REPUBLIKA.CO.ID, PADANG -- Masyarakat Sumatra Barat kembali 'disapa' gempa bumi dalam sepekan belakangan. Paling tidak, ada 3 gempa bumi dengan besaran magnitudo dari 4 Skala Richter (SR) hingga 5,5 SR yang dirasakan cukup kuat.
Badan Meteorologi, Klimatologi, dan Geofisika (BMKG) Padang Panjang mencatat, gempa bumi pertama yang dirasakan terjadi pada Selasa (17/7) pukul 07.02 WIB. Gempa dengan magnitudo 4 SR ini berpusat di 8 kilometer (km) sebelah utara Kota Bukittinggi dengan kedalaman titik gempa hanya 7 km.
Gempa bumi yang dirasakan kuat berikutnya terjadi pada Sabtu (21/7) dini hari, pukul 02.58 WIB. Gempa dengan mangnitudo 5,2 SR tersebut memiliki episenter pada jarak 44 km timur laut Kepulauan Mentawai dengan kedalaman 23 km. Warga Padang pun merasakan getara gempa ini cukup kuat.
Gempa kuat ketiga dirasakan warga pada Sabtu (21/7) sore, pukul 14.58 WIB. Gempa dengan magnitudo 5,4 SR ini berpusat pada jarak 15 km barat daya Kota Solok dengan kedalaman 14 km. Selain merusak 23 rumah warga, gempa ini dirasakan kuat di Kota Padang dan sempat membuat masyarakat berhamburan ke luar bangunan.
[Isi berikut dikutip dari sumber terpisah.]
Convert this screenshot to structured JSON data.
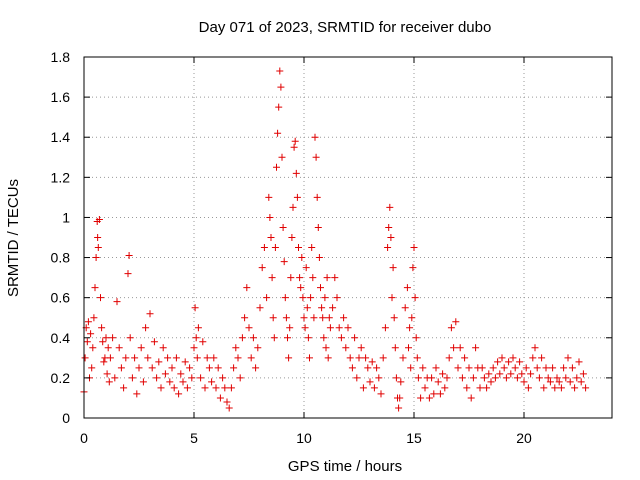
{
  "chart_data": {
    "type": "scatter",
    "title": "Day 071 of 2023, SRMTID for receiver dubo",
    "xlabel": "GPS time / hours",
    "ylabel": "SRMTID / TECUs",
    "xlim": [
      0,
      24
    ],
    "ylim": [
      0,
      1.8
    ],
    "xticks": [
      0,
      5,
      10,
      15,
      20
    ],
    "yticks": [
      0,
      0.2,
      0.4,
      0.6,
      0.8,
      1,
      1.2,
      1.4,
      1.6,
      1.8
    ],
    "xtick_labels": [
      "0",
      "5",
      "10",
      "15",
      "20"
    ],
    "ytick_labels": [
      "0",
      "0.2",
      "0.4",
      "0.6",
      "0.8",
      "1",
      "1.2",
      "1.4",
      "1.6",
      "1.8"
    ],
    "grid": true,
    "marker": "+",
    "color": "#e00000",
    "series": [
      {
        "name": "SRMTID",
        "points": [
          [
            0.0,
            0.13
          ],
          [
            0.05,
            0.3
          ],
          [
            0.1,
            0.45
          ],
          [
            0.15,
            0.38
          ],
          [
            0.2,
            0.48
          ],
          [
            0.25,
            0.2
          ],
          [
            0.3,
            0.42
          ],
          [
            0.35,
            0.25
          ],
          [
            0.4,
            0.35
          ],
          [
            0.45,
            0.5
          ],
          [
            0.5,
            0.65
          ],
          [
            0.55,
            0.8
          ],
          [
            0.6,
            0.98
          ],
          [
            0.62,
            0.9
          ],
          [
            0.65,
            0.85
          ],
          [
            0.7,
            0.99
          ],
          [
            0.75,
            0.6
          ],
          [
            0.8,
            0.45
          ],
          [
            0.85,
            0.38
          ],
          [
            0.9,
            0.28
          ],
          [
            0.95,
            0.3
          ],
          [
            1.0,
            0.4
          ],
          [
            1.05,
            0.22
          ],
          [
            1.1,
            0.35
          ],
          [
            1.15,
            0.18
          ],
          [
            1.2,
            0.3
          ],
          [
            1.3,
            0.4
          ],
          [
            1.4,
            0.2
          ],
          [
            1.5,
            0.58
          ],
          [
            1.6,
            0.35
          ],
          [
            1.7,
            0.25
          ],
          [
            1.8,
            0.15
          ],
          [
            1.9,
            0.3
          ],
          [
            2.0,
            0.72
          ],
          [
            2.05,
            0.81
          ],
          [
            2.1,
            0.4
          ],
          [
            2.2,
            0.2
          ],
          [
            2.3,
            0.3
          ],
          [
            2.4,
            0.12
          ],
          [
            2.5,
            0.25
          ],
          [
            2.6,
            0.35
          ],
          [
            2.7,
            0.18
          ],
          [
            2.8,
            0.45
          ],
          [
            2.9,
            0.3
          ],
          [
            3.0,
            0.52
          ],
          [
            3.1,
            0.25
          ],
          [
            3.2,
            0.38
          ],
          [
            3.3,
            0.2
          ],
          [
            3.4,
            0.28
          ],
          [
            3.5,
            0.15
          ],
          [
            3.6,
            0.35
          ],
          [
            3.7,
            0.22
          ],
          [
            3.8,
            0.3
          ],
          [
            3.9,
            0.18
          ],
          [
            4.0,
            0.25
          ],
          [
            4.1,
            0.15
          ],
          [
            4.2,
            0.3
          ],
          [
            4.3,
            0.12
          ],
          [
            4.4,
            0.22
          ],
          [
            4.5,
            0.18
          ],
          [
            4.6,
            0.28
          ],
          [
            4.7,
            0.15
          ],
          [
            4.8,
            0.25
          ],
          [
            4.9,
            0.2
          ],
          [
            5.0,
            0.35
          ],
          [
            5.05,
            0.55
          ],
          [
            5.1,
            0.4
          ],
          [
            5.15,
            0.3
          ],
          [
            5.2,
            0.45
          ],
          [
            5.3,
            0.2
          ],
          [
            5.4,
            0.38
          ],
          [
            5.5,
            0.15
          ],
          [
            5.6,
            0.3
          ],
          [
            5.7,
            0.25
          ],
          [
            5.8,
            0.18
          ],
          [
            5.9,
            0.3
          ],
          [
            6.0,
            0.15
          ],
          [
            6.1,
            0.25
          ],
          [
            6.2,
            0.1
          ],
          [
            6.3,
            0.2
          ],
          [
            6.4,
            0.15
          ],
          [
            6.5,
            0.08
          ],
          [
            6.6,
            0.05
          ],
          [
            6.7,
            0.15
          ],
          [
            6.8,
            0.25
          ],
          [
            6.9,
            0.35
          ],
          [
            7.0,
            0.3
          ],
          [
            7.1,
            0.2
          ],
          [
            7.2,
            0.4
          ],
          [
            7.3,
            0.5
          ],
          [
            7.4,
            0.65
          ],
          [
            7.5,
            0.45
          ],
          [
            7.6,
            0.3
          ],
          [
            7.7,
            0.4
          ],
          [
            7.8,
            0.25
          ],
          [
            7.9,
            0.35
          ],
          [
            8.0,
            0.55
          ],
          [
            8.1,
            0.75
          ],
          [
            8.2,
            0.85
          ],
          [
            8.3,
            0.6
          ],
          [
            8.4,
            1.1
          ],
          [
            8.45,
            1.0
          ],
          [
            8.5,
            0.9
          ],
          [
            8.55,
            0.7
          ],
          [
            8.6,
            0.5
          ],
          [
            8.65,
            0.4
          ],
          [
            8.7,
            0.85
          ],
          [
            8.75,
            1.25
          ],
          [
            8.8,
            1.42
          ],
          [
            8.85,
            1.55
          ],
          [
            8.9,
            1.73
          ],
          [
            8.95,
            1.65
          ],
          [
            9.0,
            1.3
          ],
          [
            9.05,
            0.95
          ],
          [
            9.1,
            0.78
          ],
          [
            9.15,
            0.6
          ],
          [
            9.2,
            0.5
          ],
          [
            9.25,
            0.4
          ],
          [
            9.3,
            0.3
          ],
          [
            9.35,
            0.45
          ],
          [
            9.4,
            0.7
          ],
          [
            9.45,
            0.9
          ],
          [
            9.5,
            1.05
          ],
          [
            9.55,
            1.35
          ],
          [
            9.6,
            1.38
          ],
          [
            9.65,
            1.22
          ],
          [
            9.7,
            1.1
          ],
          [
            9.75,
            0.85
          ],
          [
            9.8,
            0.7
          ],
          [
            9.85,
            0.65
          ],
          [
            9.9,
            0.8
          ],
          [
            9.95,
            0.6
          ],
          [
            10.0,
            0.5
          ],
          [
            10.05,
            0.45
          ],
          [
            10.1,
            0.75
          ],
          [
            10.15,
            0.55
          ],
          [
            10.2,
            0.4
          ],
          [
            10.25,
            0.3
          ],
          [
            10.3,
            0.6
          ],
          [
            10.35,
            0.85
          ],
          [
            10.4,
            0.7
          ],
          [
            10.45,
            0.5
          ],
          [
            10.5,
            1.4
          ],
          [
            10.55,
            1.3
          ],
          [
            10.6,
            1.1
          ],
          [
            10.65,
            0.95
          ],
          [
            10.7,
            0.8
          ],
          [
            10.75,
            0.65
          ],
          [
            10.8,
            0.55
          ],
          [
            10.85,
            0.5
          ],
          [
            10.9,
            0.4
          ],
          [
            10.95,
            0.6
          ],
          [
            11.0,
            0.35
          ],
          [
            11.05,
            0.7
          ],
          [
            11.1,
            0.3
          ],
          [
            11.15,
            0.5
          ],
          [
            11.2,
            0.45
          ],
          [
            11.3,
            0.55
          ],
          [
            11.4,
            0.7
          ],
          [
            11.5,
            0.6
          ],
          [
            11.6,
            0.45
          ],
          [
            11.7,
            0.4
          ],
          [
            11.8,
            0.5
          ],
          [
            11.9,
            0.35
          ],
          [
            12.0,
            0.45
          ],
          [
            12.1,
            0.3
          ],
          [
            12.2,
            0.25
          ],
          [
            12.3,
            0.4
          ],
          [
            12.4,
            0.2
          ],
          [
            12.5,
            0.3
          ],
          [
            12.6,
            0.35
          ],
          [
            12.7,
            0.15
          ],
          [
            12.8,
            0.3
          ],
          [
            12.9,
            0.25
          ],
          [
            13.0,
            0.18
          ],
          [
            13.1,
            0.28
          ],
          [
            13.2,
            0.15
          ],
          [
            13.3,
            0.25
          ],
          [
            13.4,
            0.2
          ],
          [
            13.5,
            0.12
          ],
          [
            13.6,
            0.3
          ],
          [
            13.7,
            0.45
          ],
          [
            13.8,
            0.85
          ],
          [
            13.85,
            0.95
          ],
          [
            13.9,
            1.05
          ],
          [
            13.95,
            0.9
          ],
          [
            14.0,
            0.6
          ],
          [
            14.05,
            0.75
          ],
          [
            14.1,
            0.5
          ],
          [
            14.15,
            0.35
          ],
          [
            14.2,
            0.2
          ],
          [
            14.25,
            0.1
          ],
          [
            14.3,
            0.05
          ],
          [
            14.35,
            0.1
          ],
          [
            14.4,
            0.18
          ],
          [
            14.5,
            0.3
          ],
          [
            14.6,
            0.55
          ],
          [
            14.7,
            0.65
          ],
          [
            14.75,
            0.35
          ],
          [
            14.8,
            0.45
          ],
          [
            14.85,
            0.25
          ],
          [
            14.9,
            0.5
          ],
          [
            14.95,
            0.75
          ],
          [
            15.0,
            0.85
          ],
          [
            15.05,
            0.6
          ],
          [
            15.1,
            0.4
          ],
          [
            15.15,
            0.3
          ],
          [
            15.2,
            0.2
          ],
          [
            15.3,
            0.1
          ],
          [
            15.4,
            0.25
          ],
          [
            15.5,
            0.15
          ],
          [
            15.6,
            0.2
          ],
          [
            15.7,
            0.1
          ],
          [
            15.8,
            0.2
          ],
          [
            15.9,
            0.12
          ],
          [
            16.0,
            0.25
          ],
          [
            16.1,
            0.18
          ],
          [
            16.2,
            0.12
          ],
          [
            16.3,
            0.22
          ],
          [
            16.4,
            0.15
          ],
          [
            16.5,
            0.2
          ],
          [
            16.6,
            0.3
          ],
          [
            16.7,
            0.45
          ],
          [
            16.8,
            0.35
          ],
          [
            16.9,
            0.48
          ],
          [
            17.0,
            0.25
          ],
          [
            17.1,
            0.35
          ],
          [
            17.2,
            0.2
          ],
          [
            17.3,
            0.3
          ],
          [
            17.4,
            0.15
          ],
          [
            17.5,
            0.25
          ],
          [
            17.6,
            0.1
          ],
          [
            17.7,
            0.2
          ],
          [
            17.8,
            0.35
          ],
          [
            17.9,
            0.25
          ],
          [
            18.0,
            0.15
          ],
          [
            18.1,
            0.25
          ],
          [
            18.2,
            0.2
          ],
          [
            18.3,
            0.15
          ],
          [
            18.4,
            0.22
          ],
          [
            18.5,
            0.18
          ],
          [
            18.6,
            0.25
          ],
          [
            18.7,
            0.2
          ],
          [
            18.8,
            0.28
          ],
          [
            18.9,
            0.22
          ],
          [
            19.0,
            0.3
          ],
          [
            19.1,
            0.25
          ],
          [
            19.2,
            0.2
          ],
          [
            19.3,
            0.28
          ],
          [
            19.4,
            0.22
          ],
          [
            19.5,
            0.3
          ],
          [
            19.6,
            0.25
          ],
          [
            19.7,
            0.2
          ],
          [
            19.8,
            0.28
          ],
          [
            19.9,
            0.22
          ],
          [
            20.0,
            0.18
          ],
          [
            20.1,
            0.25
          ],
          [
            20.2,
            0.15
          ],
          [
            20.3,
            0.22
          ],
          [
            20.4,
            0.3
          ],
          [
            20.5,
            0.35
          ],
          [
            20.6,
            0.25
          ],
          [
            20.7,
            0.2
          ],
          [
            20.8,
            0.3
          ],
          [
            20.9,
            0.15
          ],
          [
            21.0,
            0.25
          ],
          [
            21.1,
            0.2
          ],
          [
            21.2,
            0.18
          ],
          [
            21.3,
            0.25
          ],
          [
            21.4,
            0.15
          ],
          [
            21.5,
            0.2
          ],
          [
            21.6,
            0.18
          ],
          [
            21.7,
            0.15
          ],
          [
            21.8,
            0.25
          ],
          [
            21.9,
            0.2
          ],
          [
            22.0,
            0.3
          ],
          [
            22.1,
            0.18
          ],
          [
            22.2,
            0.25
          ],
          [
            22.3,
            0.15
          ],
          [
            22.4,
            0.2
          ],
          [
            22.5,
            0.28
          ],
          [
            22.6,
            0.18
          ],
          [
            22.7,
            0.22
          ],
          [
            22.8,
            0.15
          ]
        ]
      }
    ]
  }
}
Ketiga gempa tersebut terjadi dengan rentang waktu dekat. Lantas apakah ketiganya berhubungan dan saling berkaitan?
Kepala Seksi Data dan Informasi BMKG Padang Panjang, Sumatra Barat, Ma'muri, menjelaskan bahwa ketiga gempa di Sumbar dalam sepekan belakangan tidak berkaitan satu sama lain. Ketiganya terjadi dengan mekanisme yang berbeda.
"Dilihat dari lokasinya ketiganya merupakan gempa yang berbeda. Penyebabnya juga berbeda, tidak ada keterkaitan langsung," jelas Ma'muri, Ahad (22/7).
Ia menjelaskan, pada prinsipnya seringnya gempa bumi melanda Sumbar lebih disebabkan oleh 3 faktor. Pertama, yakni Zona Subduksi yaitu pertemuan dua lempeng tektonik besar: Lempeng Samudra Hindia menunjam ke bawah Lempeng Benua Eurasia. Kedua, adanya Sesar Mentawai yang merupakan sesar mendatar akibat proses penunjaman miring di sekitar Kepulauan Mentawai.
Ketiga, adanya Sesar Sumatra yang terjadi akibat adanya lempeng Indo-Australia yang menabrak bagian barat pulau Sumatra secara miring, sehingga menghasilkan tekanan dari pergerakan ini. Akibat adanya tekanan ini, lanjut Ma'muri, maka terbentuklah sesar Sumatra yang membentang mulai dari Aceh sampai Lampung.
Bila dirinci, gempa pertama pada Selasa (17/7) lalu dengan kedalaman hiposenter yang dangkal ini mencirikan sebagai aktivitas Sesar Sumatra, khususnya segmen Sianok. Segmen Sianok memanjang dari sisi timur danau Singkarak melewati sisi Barat Daya Gunung Marapi hingga Ngarai Sianok, dengan panjang 90 km.
Sementara gempa pada Sabtu (21/7) dini hari termasuk gempa dangkal akibat aktivitas subduksi Lempeng Indo-Australia ke bawah Lempeng Eurasia. Hasil analisis mekanisme sumber menunjukkan bahwa gempa bumi ini dipicu oleh penyesaran naik (thrust fault).
Gempa bumi terakhir yang menimbulkan seorang korban jiwa di Solok, termasuk jenis gempa bumi tektonik kerak dangkal (shallow crustal earthquake) yang terjadi akibat aktivitas Sesar Sumatra (Sumatera Fault Zone) pada segmen Sumani. Hasil analisis mekanisme sumber menunjukkan bahwa gempabumi ini dibangkitkan oleh deformasi batuan dengan mekanisme pergerakan jenis sesar geser mendatar (Strike Slip).
Kesimpulannya, Sumatra Barat memang memiliki potensi kegempaan yang besar. Besarnya potensi kebencanaan yang terjadi memaksa warga Sumbar untuk memahami prinsip mitigasi bencana, termasuk gempa.